Lori recalled the name.  "Maggie said Darlene Roman was Laura's best friend, someone like her."

"Like her?  Whatever.  It was like you were sleepwalking.  You scared me then and you're scaring me now."

"I was in a pretty bad way that night," Lori said in her own self-defense.  "I might have done something and not remembered."

"That's exactly what I'm thinking, too, although I don't know if I approve of so much deceit."

But there had been no deceit.  There was only one explanation.  "It didn't happen that way, Carol.  Nobody told any lies.”

“I don't understand."

But Lori was beginning to.  Only one person could have written Robin’s note to her sister and she had done so in her own handwriting.  Only Laura Scarelli would have known Darlene Roman's address in Los Angeles.

It amazed her that she could accept the scenario at face value.  It had no other explanation regardless.  A chill of delicious excitement ran through her that she had been privileged to see so deeply into the darkness of the unknown.  The light of her dawning understanding chased away all of the fears that had ever called her life home.

She had always suspected.  There was simply more to life than could be seen.  Such a simple thing to believe.  So obvious.  A belief worthy of the faith of a skeptic.

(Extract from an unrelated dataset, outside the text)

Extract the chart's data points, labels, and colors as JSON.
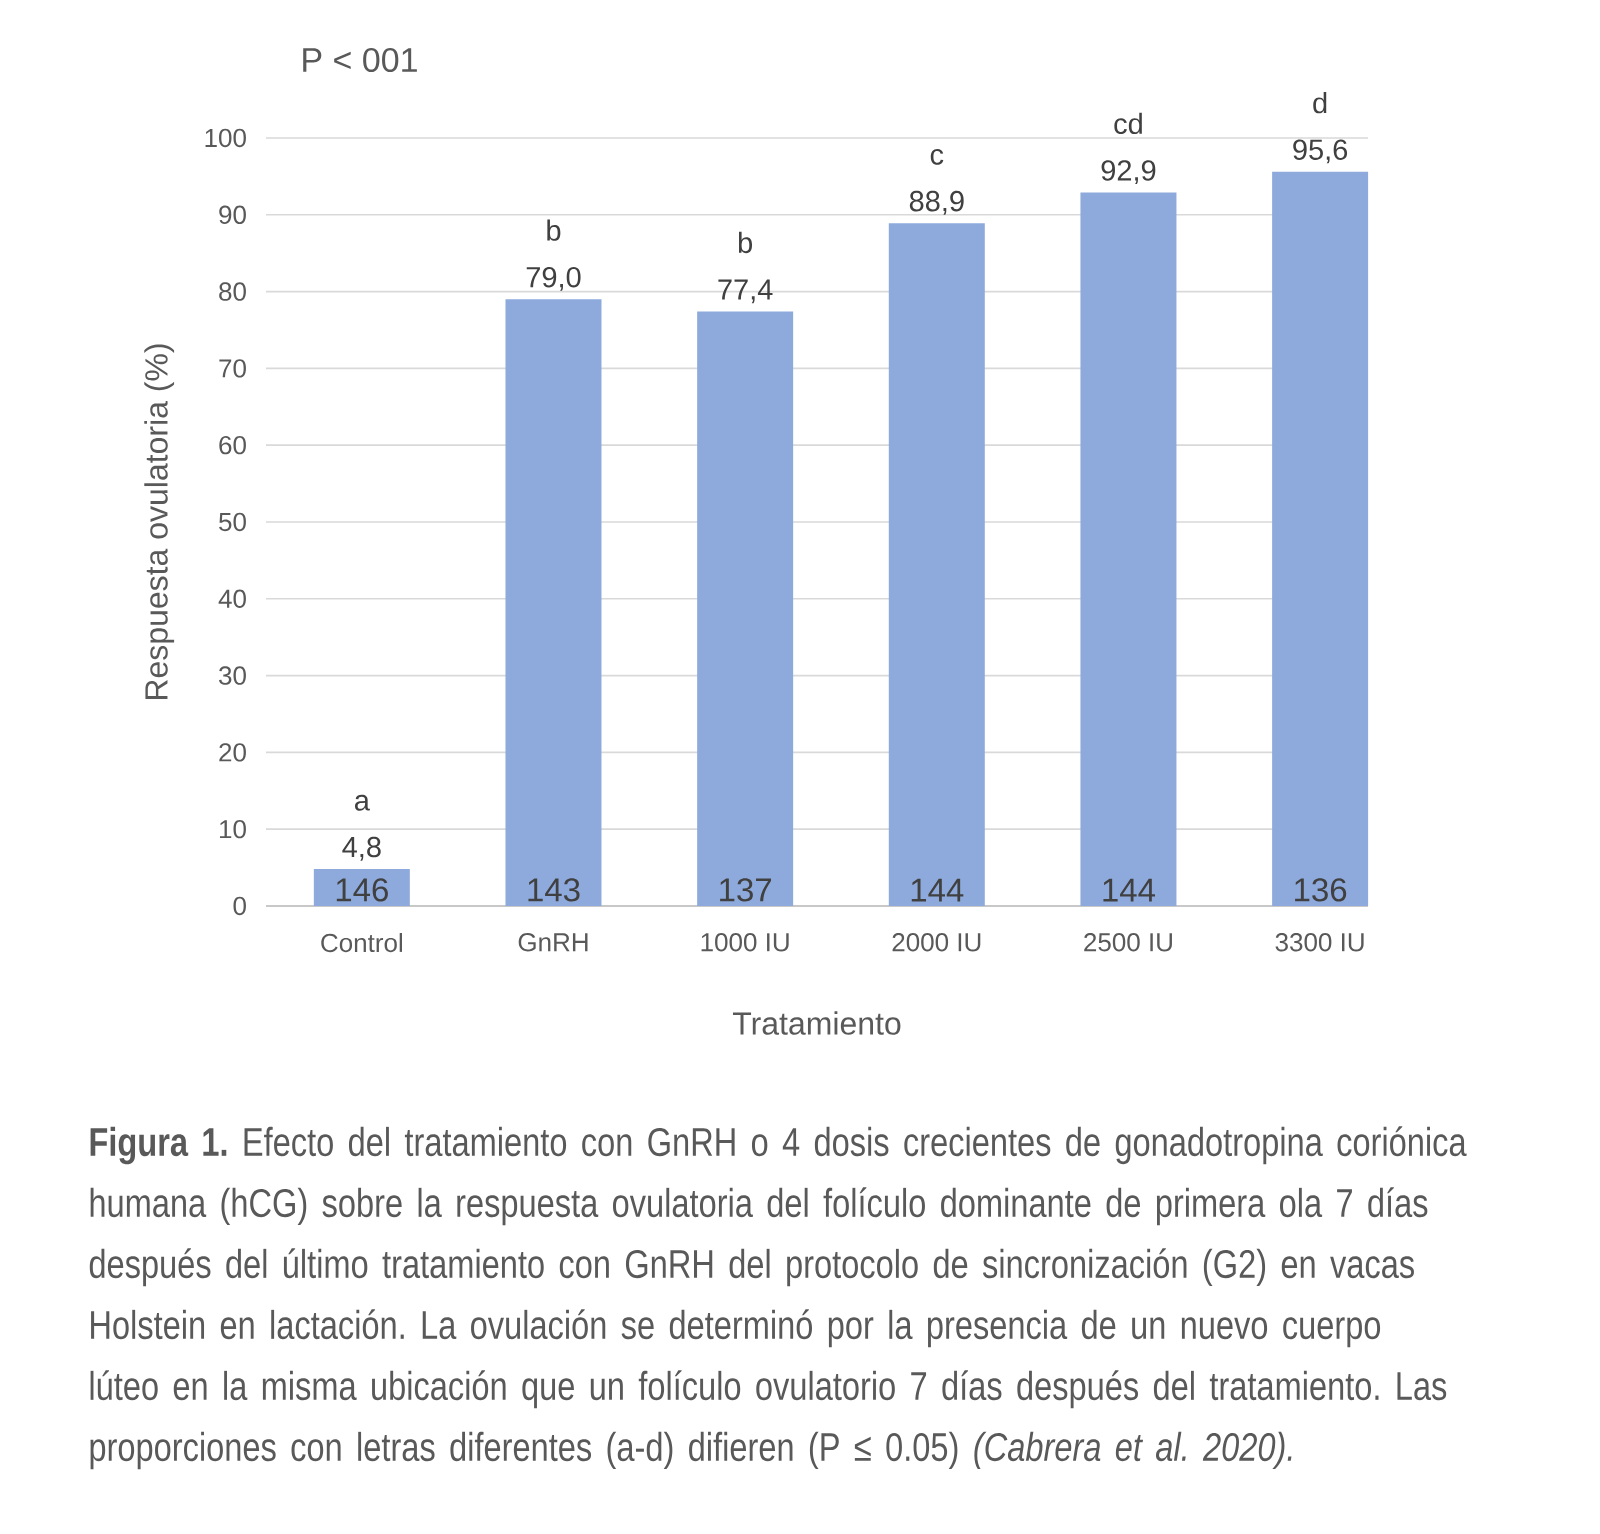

She took a deep breath, knowing it would be difficult to convince others, knowing the insight would isolate her if she failed.  "They wrote their own notes,” she said to Carol.  “Laura and Robin, one to Darlene, and the other to Janice Winters.  Nobody else could have.”

Lori had never heard Carol's voice sound so hollow and empty.  "I was afraid you were going to say something that.  Lori, they're dead.  You know for a fact that Laura and Robin are dead.”

"Yes, I know.  Carol, it's so strange, the things that have happened to me.  You knew that strange things were happening, but it all ties together if you think about it.  We all had the dream of the glass eye one way or another."

Carol was quiet for a time.  "I don't know what you're talking about, but I want to hear about it.  Will you tell me?"

Lori felt a bit despondent.  "You won't believe me.”

Carol's voice was a whisper.  “I might.  Lori, I saw your face.  It wasn't you.  Not the way you looked, not the way you moved.  And I've always believed you about the dream.  I knew it meant something important, something horrible." 

A smile twitched at Lori's lips.  It would be an honor to share the incredible world she had discovered with her best friend.  "It's going to be a long night," she warned.

"Put some coffee on,” Carol said.  “I’m on my way."